My continued adventures



There are several liberal churches here that I’ve visited from time-to-time over the years, not for the service itself but for the various classes. Last night, I went to a two-hour event at First Methodist, which is the least liberal church that I would dare attend. Unfortunately, it had been advertised as a class about God when it was really a discussion group about a particular anthropomorphic version of God. When I arrived, I was handed a list of questions that would guide that night’s discussion, and they all presupposed that one felt God’s presence frequently and could talk about God in familial terms. Looking over the list, there wasn’t a single question that I could answer, so I debated whether to leave before the class started. Having gone to the trouble to get there and curious about what the others would say, I decided to stay.
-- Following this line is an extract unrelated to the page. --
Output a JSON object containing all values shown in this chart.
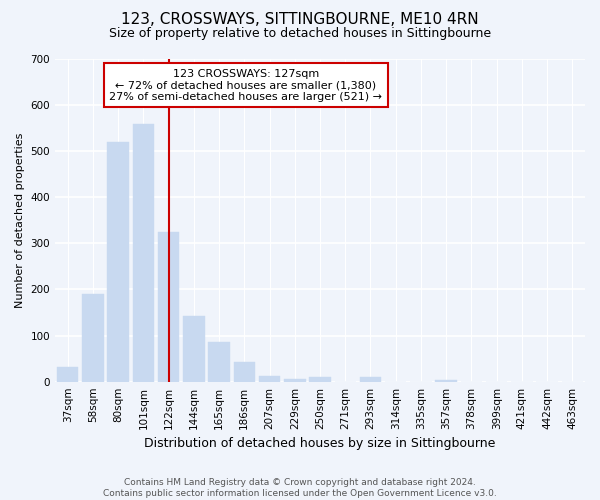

A short film of a talk by the theologian Marcus Borg (a decidedly non-anthropomorphist) was shown, and in the following discussion, I discovered that I was the only one present who knew much about him. Not knowing this at first, and there being two ministers in the group, I decided to ask them to address one of my problems with Borg. Namely, he regards supernaturalism as “childish,” and describes himself as a panentheist, which is the belief that God contains the universe (“like water contains fish”), but is separate from the universe. I therefore asked what distinguishes panentheism from supernaturalism, and why Borg regards it as the “mature” way of conceptualizing God. The room grew terribly quiet as the clergywoman shook her head, the clergyman shrugged, and everyone else sat looking at me like I was from another planet. We then took up a discussion of what we wanted God to do for us. I thought this was a rather ironic direction to take since the theologian on whose thoughts we were building our discussion doesn’t believe that God intervenes in people’s lives, so I said as much.

Of course, no one seemed to know anything about Borg’s view on prayer (the film was but a first-person account of a supposedly mystical experience that caused Borg to regard God’s existence as being “as certain as the existence of elephants”), and the clergyman challenged the truthfulness of my statement. I offered to give him a source for it, but he said that wouldn’t be necessary, and he then challenged me directly—and angrily, I thought—to say what it was that I wanted from God. I was forced to say that I didn’t want anything from God, and, becoming angry myself, added that I didn’t regard the Bible as the Word of God, along with other such sentiments as would have once gotten me burned at the stake. By now I was sorry I stayed, and I recognized that, given the purpose of the group, my comments were counterproductive. This is why it is dangerous for me to be around Christians. They want to believe what they want to believe, and to support one another in believing what they want to believe, and it only takes one oblivious statement from me to throw a monkey wrench into their machinery. The only church I know that encourages people to think outside the grooves is the Unitarian, yet I very much doubt that a Christian would be much better accepted among atheistic Unitarians than I was among those Methodists. We are a tribal species.

When the group broke up, a bright and loving man in his eighties said he enjoyed my comments and looked forward to hearing more next time. I appreciated that, but I doubted that others shared his appraisal, and when I looked at the questions for the next meeting, they were pretty much like the ones for this meeting in that they presupposed that everyone come prepared to discuss their experiences of God. If I returned, the clergyman would most likely challenge me to justify my presence, and I wouldn’t know what to say, yet I must confess that a part of me wants to go anyway just to see what would happen. I won’t because I know from experience that it hurts to be rejected by a group, and that it is unwise of me to ever imagine that I am tough enough to handle it well even when I understand their reasoning and think mine is better. The bottom-line is that I probably have nothing to give the group, and the group probably has nothing to give me, and for my participation with any group, or even with any person, to succeed, two-way giving is essential.

I came home feeling like an idiot for going and a worse idiot for talking as I did. Then I read the responses from my last blog post, and they gave me a lift because the way that some of my readers see me is the way that I try to live so that I might make the best use of my remaining time. The road is easier and cleaner for one who is on a well-defined path, and I envy those Methodists for their apparent clarity and their support of one another, but I wouldn’t choose to be them because I believe the price they pay is too high. I know more than they, and I think more deeply, and I could never abandon these things in order to experience what they euphemistically call faith. What I would say to them, if they were open to hearing it, is that no skeptic can attack God—assuming for the sake of argument that God exists—but we can attack human representations of God, and the extent to which we can do so effectively is the extent to which they deserve to be attacked.